もし、歩行練習に効果的な物理療法があるのなら?
経頭蓋直流電気刺激療法(tDCS)がこの10年の間に注目を浴びている。
tDCSは、1m〜2mAの微力な直流電気を大脳皮質の一次運動野に与えることにより、神経の興奮性をコントロールすることが可能である(Nitsche MA, 2000;下図参照)。
多くは大脳皮質を刺激し、脳卒中の機能改善に応用されているが、近年では、tDCSを小脳に応用して、小脳の神経活動を変調させる可能性が示されている(Galea J, 2009)。
小脳は、歩行適応において重要な役割を担っている部位である(過去ブログ)。
今回の報告は、小脳へのtDCSが歩行適応にどのような影響を与えるか検証したものである。
reference)
Modulating locomotor adaptation with cerebellar stimulation.
Journal of Neurophysiology, 2012
対象は、健常者40名。
歩行の適応課題には、Split belt treadmillを使用した。
Split belt treadmillは左右のベルトの回転速度を調節でき、被験者は最初、左右の回転速度に適応できず、歩幅が乱れるが(非対称性)、時間の経過とともに無意識に対称性に変化する(適応する)。これにより、適応のしやすさを評価できる。また、適応後、左右の回転速度を同じにすると再度、歩幅が乱れる。これを適応の後効果と言い、時間の経過とともに通常の歩幅に戻る。これにより、適応の継続性を評価できる。
被験者は、tDCSの陽極刺激、陰極刺激、偽刺激の3条件で、刺激部位を速く回転するベルト側と同側の小脳半球と遅く回転するベルト側と同側の小脳半球に分けて同定した。
tDCSは歩行適応中に実施された(下図参照)。
アウトカムは、歩行適応期(adaptation)、後効果期(post-adaptation)での歩幅の左右対称性、時間的パラメーター(立脚期時間、二重支持時間)、空間的パラメーター(歩幅、重複歩距離)とした。
その結果、
①速く回転するベルド側の小脳半球に対するtDCSでは、歩行適応期での陽極刺激は、陰極刺激、偽刺激に比べて、左右非対称性の改善(適応のしやすさ)が促進された。
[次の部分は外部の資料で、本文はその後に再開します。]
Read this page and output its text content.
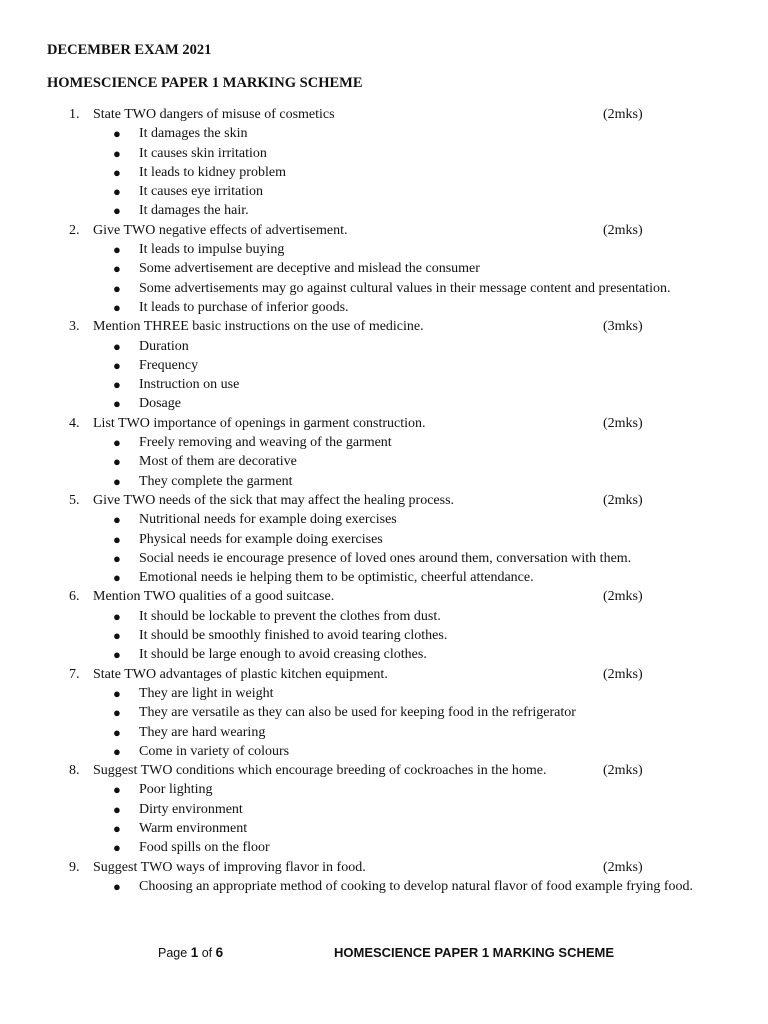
DECEMBER EXAM 2021
HOMESCIENCE PAPER 1 MARKING SCHEME
1. State TWO dangers of misuse of cosmetics	(2mks)
● It damages the skin
● It causes skin irritation
● It leads to kidney problem
● It causes eye irritation
● It damages the hair.
2. Give TWO negative effects of advertisement.	(2mks)
● It leads to impulse buying
● Some advertisement are deceptive and mislead the consumer
● Some advertisements may go against cultural values in their message content and presentation.
● It leads to purchase of inferior goods.
3. Mention THREE basic instructions on the use of medicine.	(3mks)
● Duration
● Frequency
● Instruction on use
● Dosage
4. List TWO importance of openings in garment construction.	(2mks)
● Freely removing and weaving of the garment
● Most of them are decorative
● They complete the garment
5. Give TWO needs of the sick that may affect the healing process.	(2mks)
● Nutritional needs for example doing exercises
● Physical needs for example doing exercises
● Social needs ie encourage presence of loved ones around them, conversation with them.
● Emotional needs ie helping them to be optimistic, cheerful attendance.
6. Mention TWO qualities of a good suitcase.	(2mks)
● It should be lockable to prevent the clothes from dust.
● It should be smoothly finished to avoid tearing clothes.
● It should be large enough to avoid creasing clothes.
7. State TWO advantages of plastic kitchen equipment.	(2mks)
● They are light in weight
● They are versatile as they can also be used for keeping food in the refrigerator
● They are hard wearing
● Come in variety of colours
8. Suggest TWO conditions which encourage breeding of cockroaches in the home.	(2mks)
● Poor lighting
● Dirty environment
● Warm environment
● Food spills on the floor
9. Suggest TWO ways of improving flavor in food.	(2mks)
● Choosing an appropriate method of cooking to develop natural flavor of food example frying food.
Page 1 of 6	HOMESCIENCE PAPER 1 MARKING SCHEME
しかし、後効果(適応の継続性)には有意差はなかった(下図参照)。
②遅く回転するベルト側の小脳半球に対するtDCSでは、歩行適応期、後効果に有意差は認められなかった(下図参照)。
また、①の歩行適応期では、時間的・空間的パラメーターとも促進された。
とのこと。
Splid belt treadmillの研究はモデルがわかりにくいので、結果を簡単にまとめる。
リハビリで「対称性に歩くことを練習する」と仮定する。
・tDCSの陽極刺激を問題のある足と同側の小脳半球に実施しながら練習すると、普通に練習するよりも学習が速くなる(適応しやすくなる)。
・しかし、次回のリハビリで対称性の歩き方を忘れにくくなるかというと、そこまでの継続性の効果(適応の継続性)は認められなかった。
ということ。
適応の継続性に効果が認められないことについて、著者は刺激時間の短さ、大脳皮質との相互関係の問題を挙げている。今後の更なる研究に期待したい。
tDCSが脳卒中や股関節術後の歩き方の学習に効果があると認められれば、頭を電気刺激しながら、歩行練習をするリハビリ風景が近い未来に見られるかもしれない?